Peraltro, neppure per la banda della Magliana si è potuti giungere ad affermare che si trattasse di un’associazione di tipo mafioso». Non è mafia quindi anche perché, scrivono i magistrati della X sezione penale, quelle del tribunale sono «conclusioni obbligate, (si tratta, peraltro, dello stesso collegio giudicante che nel 2015 riconobbe la mafiosità del clan Fasciani di Ostia), sia per la attuale formulazione dell’art. 416 bis, sia per l’impossibilità di interpretazioni talmente estensive di tale norma da trasformarsi - con violazione del principio di legalità - in vere e proprie innovazioni legislative, che rimangono riservate al legislatore».
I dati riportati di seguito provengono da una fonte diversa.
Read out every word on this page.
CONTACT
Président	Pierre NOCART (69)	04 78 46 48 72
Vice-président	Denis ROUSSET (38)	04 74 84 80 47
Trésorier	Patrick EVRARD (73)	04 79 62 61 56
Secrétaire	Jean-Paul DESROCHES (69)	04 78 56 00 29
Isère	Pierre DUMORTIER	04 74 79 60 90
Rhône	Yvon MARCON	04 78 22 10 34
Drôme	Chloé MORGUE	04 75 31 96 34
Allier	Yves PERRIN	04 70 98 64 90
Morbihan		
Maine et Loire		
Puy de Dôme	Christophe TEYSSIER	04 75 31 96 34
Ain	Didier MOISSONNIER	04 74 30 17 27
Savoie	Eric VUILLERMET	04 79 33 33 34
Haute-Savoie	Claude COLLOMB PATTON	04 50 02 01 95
«I gruppi criminali come individuati – si legge – appaiono distinti per la diversità dei soggetti coinvolti nelle due categorie di azioni criminose, per la diversità stessa della azioni criminose e per la eterogeneità delle condotte organizzative ed operative». Ed è proprio questa mancanza di omogeneità che ha convinto i giudici a respingere le ipotese della procura: manca «un unicum criminale» che «giunge ad avvalersi di una carica intimidatoria condizionante, da un lato, la legalità dell’agire amministrativo e, dall’altro, la libertà di iniziativa dei soggetti imprenditoriali concorrenti nelle pubbliche gare e ciò al fine di controllare ed orientare in proprio esclusivo favore gli esiti delle relative procedure».